In the largest study to date, Burke and colleagues reviewed 17 appendiceal tubular carcinoids and demonstrated their unique capacity to express glucagon, whereas the other carcinoids (ie, classic, goblet cell) generally did not. 3 4 Although this finding was substantiated by follow-up studies showing specific expression of glucagon mRNA in tubular carcinoids, 5 other investigators, using a different glucagon antibody, were not able to demonstrate glucagon expression in their cases. 6 Thus, immunostaining for glucagon may not be a reliable method for identifying tubular carcinoids.
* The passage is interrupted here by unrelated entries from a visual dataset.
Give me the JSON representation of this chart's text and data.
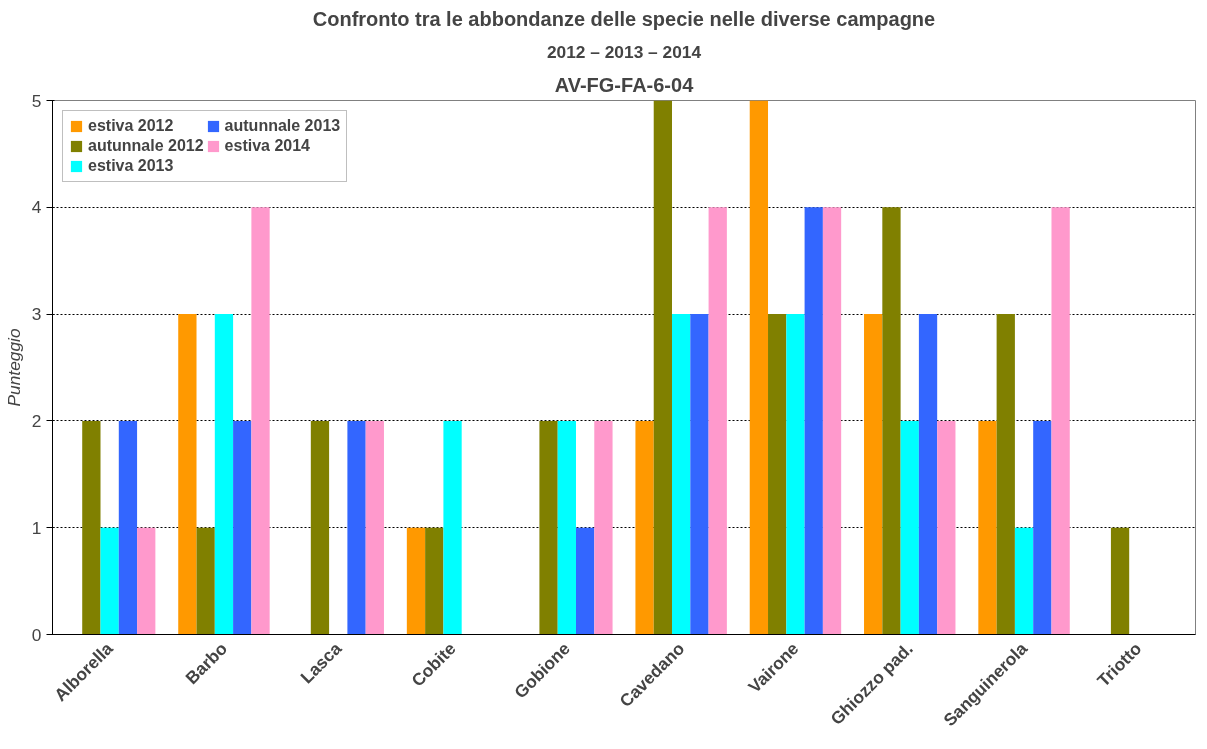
{
  "chart_data": {
    "type": "bar",
    "title": "AV-FG-FA-6-04",
    "subtitle": "Confronto tra le abbondanze delle specie nelle diverse campagne",
    "ylabel": "Punteggio",
    "annotations": [
      "2012 – 2013 – 2014"
    ],
    "categories": [
      "Alborella",
      "Barbo",
      "Lasca",
      "Cobite",
      "Gobione",
      "Cavedano",
      "Vairone",
      "Ghiozzo pad.",
      "Sanguinerola",
      "Triotto"
    ],
    "series": [
      {
        "name": "estiva 2012",
        "color": "#ff9900",
        "values": [
          0,
          3,
          0,
          1,
          0,
          2,
          5,
          3,
          2,
          0
        ]
      },
      {
        "name": "autunnale 2012",
        "color": "#808000",
        "values": [
          2,
          1,
          2,
          1,
          2,
          5,
          3,
          4,
          3,
          1
        ]
      },
      {
        "name": "estiva 2013",
        "color": "#00ffff",
        "values": [
          1,
          3,
          0,
          2,
          2,
          3,
          3,
          2,
          1,
          0
        ]
      },
      {
        "name": "autunnale 2013",
        "color": "#3366ff",
        "values": [
          2,
          2,
          2,
          0,
          1,
          3,
          4,
          3,
          2,
          0
        ]
      },
      {
        "name": "estiva 2014",
        "color": "#ff99cc",
        "values": [
          1,
          4,
          2,
          0,
          2,
          4,
          4,
          2,
          4,
          0
        ]
      }
    ],
    "ylim": [
      0,
      5
    ],
    "yticks": [
      0,
      1,
      2,
      3,
      4,
      5
    ],
    "grid": "y",
    "legend": "top left"
  }
}
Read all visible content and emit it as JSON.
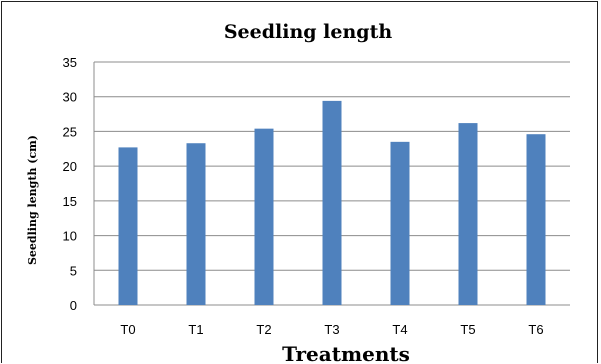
{
  "chart_data": {
    "type": "bar",
    "title": "Seedling length",
    "xlabel": "Treatments",
    "ylabel": "Seedling length (cm)",
    "categories": [
      "T0",
      "T1",
      "T2",
      "T3",
      "T4",
      "T5",
      "T6"
    ],
    "values": [
      22.7,
      23.3,
      25.4,
      29.4,
      23.5,
      26.2,
      24.6
    ],
    "ylim": [
      0,
      35
    ],
    "yticks": [
      "0",
      "5",
      "10",
      "15",
      "20",
      "25",
      "30",
      "35"
    ],
    "ytick_values": [
      0,
      5,
      10,
      15,
      20,
      25,
      30,
      35
    ],
    "grid": true,
    "legend": "none",
    "bar_color": "#4F81BD",
    "grid_color": "#8C8C8C"
  }
}
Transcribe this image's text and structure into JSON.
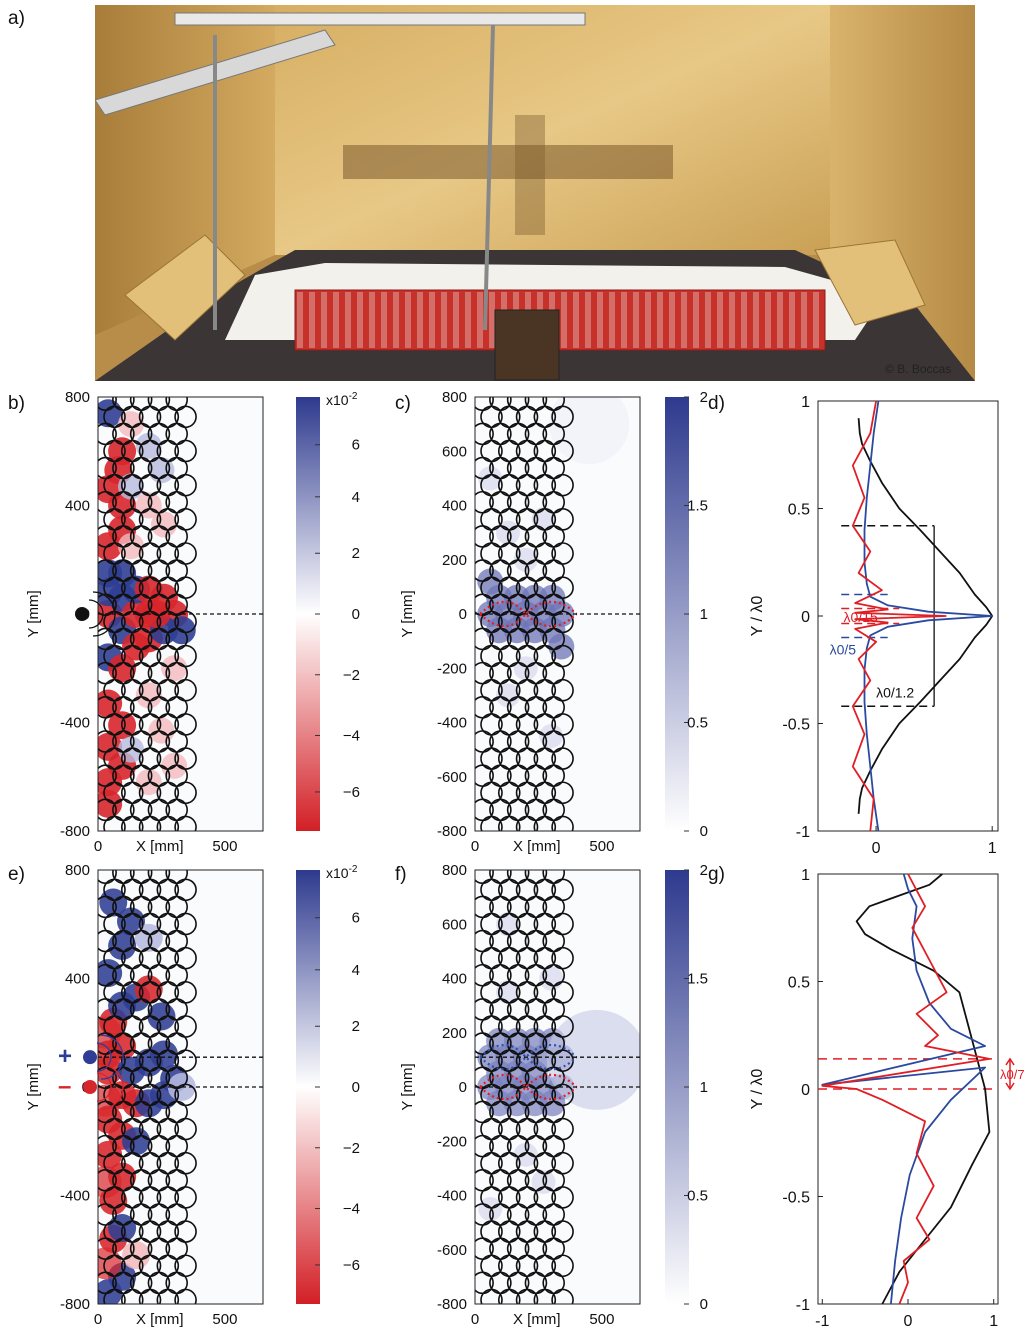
{
  "panels": {
    "a": "a)",
    "b": "b)",
    "c": "c)",
    "d": "d)",
    "e": "e)",
    "f": "f)",
    "g": "g)"
  },
  "photo": {
    "credit": "© B. Boccas"
  },
  "field_maps": {
    "b": {
      "y_label": "Y [mm]",
      "x_label": "X [mm]",
      "y_ticks": [
        "800",
        "400",
        "0",
        "-400",
        "-800"
      ],
      "x_ticks": [
        "0",
        "500"
      ],
      "colorbar_exponent": "x10",
      "colorbar_exponent_power": "-2",
      "colorbar_ticks": [
        "6",
        "4",
        "2",
        "0",
        "−2",
        "−4",
        "−6"
      ]
    },
    "c": {
      "y_label": "Y [mm]",
      "x_label": "X [mm]",
      "y_ticks": [
        "800",
        "600",
        "400",
        "200",
        "0",
        "-200",
        "-400",
        "-600",
        "-800"
      ],
      "x_ticks": [
        "0",
        "500"
      ],
      "colorbar_ticks": [
        "2",
        "1.5",
        "1",
        "0.5",
        "0"
      ]
    },
    "e": {
      "y_label": "Y [mm]",
      "x_label": "X [mm]",
      "y_ticks": [
        "800",
        "400",
        "0",
        "-400",
        "-800"
      ],
      "x_ticks": [
        "0",
        "500"
      ],
      "colorbar_exponent": "x10",
      "colorbar_exponent_power": "-2",
      "colorbar_ticks": [
        "6",
        "4",
        "2",
        "0",
        "−2",
        "−4",
        "−6"
      ],
      "source_plus": "+",
      "source_minus": "–"
    },
    "f": {
      "y_label": "Y [mm]",
      "x_label": "X [mm]",
      "y_ticks": [
        "800",
        "600",
        "400",
        "200",
        "0",
        "-200",
        "-400",
        "-600",
        "-800"
      ],
      "x_ticks": [
        "0",
        "500"
      ],
      "colorbar_ticks": [
        "2",
        "1.5",
        "1",
        "0.5",
        "0"
      ]
    }
  },
  "chart_data": [
    {
      "panel": "d",
      "type": "line",
      "ylabel": "Y / λ0",
      "ylim": [
        -1,
        1
      ],
      "xlim": [
        -0.5,
        1.05
      ],
      "y_ticks": [
        "1",
        "0.5",
        "0",
        "-0.5",
        "-1"
      ],
      "x_ticks": [
        "0",
        "1"
      ],
      "annotations": [
        "λ0/15",
        "λ0/5",
        "λ0/1.2"
      ],
      "series": [
        {
          "color": "#111111",
          "x": [
            -0.15,
            -0.14,
            -0.12,
            -0.05,
            0.05,
            0.2,
            0.38,
            0.55,
            0.72,
            0.85,
            0.95,
            1.0,
            0.95,
            0.85,
            0.72,
            0.55,
            0.38,
            0.2,
            0.05,
            -0.05,
            -0.12,
            -0.14,
            -0.15
          ],
          "y": [
            -0.92,
            -0.85,
            -0.8,
            -0.72,
            -0.62,
            -0.5,
            -0.4,
            -0.3,
            -0.2,
            -0.1,
            -0.04,
            0,
            0.04,
            0.1,
            0.2,
            0.3,
            0.4,
            0.5,
            0.62,
            0.72,
            0.8,
            0.85,
            0.92
          ]
        },
        {
          "color": "#2a4aa0",
          "x": [
            0.02,
            -0.02,
            -0.05,
            -0.08,
            -0.1,
            -0.1,
            -0.08,
            -0.05,
            0.1,
            0.45,
            1.0,
            0.45,
            0.1,
            -0.05,
            -0.08,
            -0.1,
            -0.1,
            -0.08,
            -0.05,
            -0.02,
            0.02
          ],
          "y": [
            -1,
            -0.85,
            -0.7,
            -0.55,
            -0.4,
            -0.25,
            -0.15,
            -0.09,
            -0.05,
            -0.02,
            0,
            0.02,
            0.05,
            0.09,
            0.15,
            0.25,
            0.4,
            0.55,
            0.7,
            0.85,
            1
          ]
        },
        {
          "color": "#e01e25",
          "x": [
            -0.05,
            -0.02,
            -0.2,
            -0.1,
            -0.2,
            -0.05,
            -0.15,
            0.0,
            -0.18,
            0.1,
            -0.18,
            0.6,
            -0.18,
            0.1,
            -0.18,
            0.05,
            -0.15,
            -0.05,
            -0.2,
            -0.1,
            -0.2,
            -0.05,
            0.0
          ],
          "y": [
            -1,
            -0.85,
            -0.7,
            -0.55,
            -0.42,
            -0.3,
            -0.2,
            -0.12,
            -0.06,
            -0.03,
            -0.015,
            0,
            0.015,
            0.03,
            0.06,
            0.12,
            0.2,
            0.3,
            0.42,
            0.55,
            0.7,
            0.85,
            1
          ]
        }
      ]
    },
    {
      "panel": "g",
      "type": "line",
      "ylabel": "Y / λ0",
      "ylim": [
        -1,
        1
      ],
      "xlim": [
        -1.05,
        1.05
      ],
      "y_ticks": [
        "1",
        "0.5",
        "0",
        "-0.5",
        "-1"
      ],
      "x_ticks": [
        "-1",
        "0",
        "1"
      ],
      "annotations": [
        "λ0/7"
      ],
      "series": [
        {
          "color": "#111111",
          "x": [
            -0.3,
            -0.1,
            0.2,
            0.5,
            0.75,
            0.95,
            0.9,
            0.8,
            0.7,
            0.6,
            0.3,
            -0.2,
            -0.5,
            -0.6,
            -0.45,
            -0.1,
            0.25,
            0.4
          ],
          "y": [
            -1,
            -0.85,
            -0.7,
            -0.55,
            -0.35,
            -0.2,
            0.0,
            0.15,
            0.3,
            0.45,
            0.55,
            0.65,
            0.72,
            0.78,
            0.85,
            0.9,
            0.95,
            1
          ]
        },
        {
          "color": "#2a4aa0",
          "x": [
            -0.2,
            -0.15,
            -0.08,
            0.02,
            0.2,
            0.5,
            0.9,
            -1.0,
            0.9,
            0.5,
            0.25,
            0.1,
            0.05,
            0.1,
            0.0,
            -0.05
          ],
          "y": [
            -1,
            -0.8,
            -0.6,
            -0.4,
            -0.2,
            -0.05,
            0.1,
            0.02,
            0.2,
            0.28,
            0.4,
            0.55,
            0.7,
            0.85,
            0.93,
            1
          ]
        },
        {
          "color": "#e01e25",
          "x": [
            -0.1,
            0.0,
            -0.05,
            0.25,
            0.1,
            0.3,
            0.1,
            0.2,
            -0.3,
            -0.6,
            -1.0,
            0.95,
            0.2,
            0.35,
            0.1,
            0.45,
            0.25,
            0.05,
            0.2,
            0.0
          ],
          "y": [
            -1,
            -0.9,
            -0.8,
            -0.7,
            -0.6,
            -0.45,
            -0.3,
            -0.15,
            -0.05,
            0.0,
            0.015,
            0.14,
            0.2,
            0.25,
            0.35,
            0.45,
            0.6,
            0.75,
            0.85,
            1
          ]
        }
      ]
    }
  ]
}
Furthermore, not all diagnostic pathology laboratories offer glucagon in their immunohistochemistry menus.
Given the paucity of tumour-specific markers for tubular carcinoids, a surgical pathologist may consider using CK7 and CK20 immunostains to help pinpoint the origin of the tumour, if the differential diagnosis includes well-differentiated metastatic adenocarcinoma. However, to date, no study has determined the CK7/CK20 expression profile of appendiceal tubular carcinoids.
Materials and methods
This study was approved by the Johns Hopkins Medicine Institutional Review Board. Hospital electronic pathology files were queried for 'appendiceal carcinoid tumour with tubule formation' or 'tubular carcinoid.' Ten cases were identified from 1991 to 2011: two routine surgical specimens and eight consult cases. Paraffin blocks or unstained slides were available for eight cases. CK7, CK20 and Ki-67 stains were performed according to standard protocols using the following antibodies: CK7 (clone OV-TL, 1:500 dilution; DAKO (Carpinteria, CA, USA)), CK20 (clone Ks20.8, 5 ml prediluted; DAKO) and Ki-67 (clone 30-9, prediluted; Ventana (Tucson, AZ, USA)).
Results
Demographic information
Demographic information is summarised in table 1 . No patients were known to have a history of adenocarcinoma at another body site.